鳥獣による農作物被害を防ぐためには、捕獲だけでなく、鳥獣を寄せつけない環境づくりが重要です。
地域や個人でできる対策としては、次のような取り組みが大切です。
(1)藪の刈払い
イノシシなどの野生動物は、身を隠せる藪や草地を好みます。
農地周辺の刈払いを行い、見通しのよい緩衝帯を確保することが侵入防止に有効です。
定期的な草刈り・管理を心がけましょう。
(2)収穫残渣の適正処理
収穫後に圃場へ残された野菜くずや作物残渣は、鳥獣のえさ場となります。
野生動物は一度えさ場を認識すると、繰り返し侵入する習性があります。
収穫残渣は、
・圃場内へのすき込み
・適切な廃棄処理
などを行い、圃場内に放置しないようにしましょう。
(3)放任果樹・野菜等の除去
手入れや収穫がされずに放置された果樹(放任果樹)は、
樹上や地面に残った実がえさとなり、カラスやムクドリ、イノシシなどを人里に引き寄せます。
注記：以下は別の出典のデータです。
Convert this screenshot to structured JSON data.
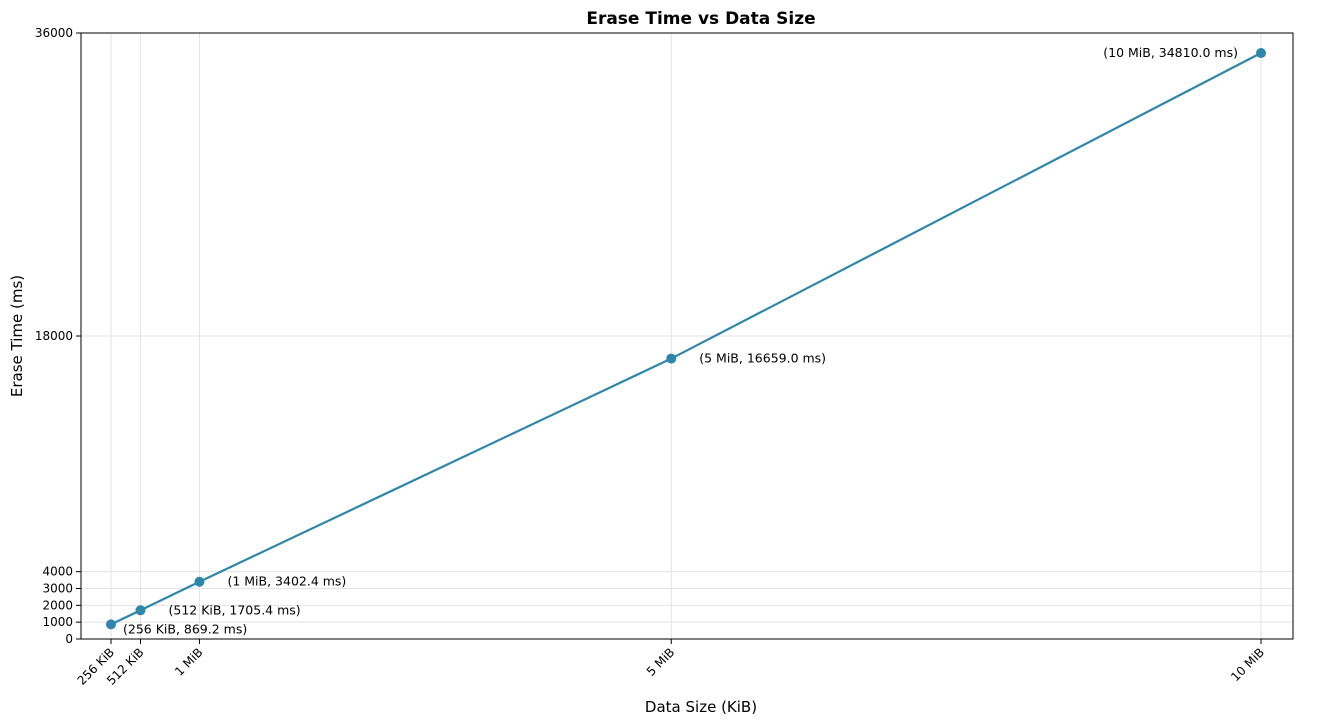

放任果樹は、伐採や適正管理を行い、被害の未然防止に努めましょう。
被害を出さないために
鳥獣は「安全で、えさのある場所」に集まります。
農地がえさ場と認識されると、被害は継続・拡大します。
有害鳥獣を寄せつけない環境づくりは、最も基本で効果的な対策です。
一人ひとりが心がけ、被害の未然防止を図りましょう。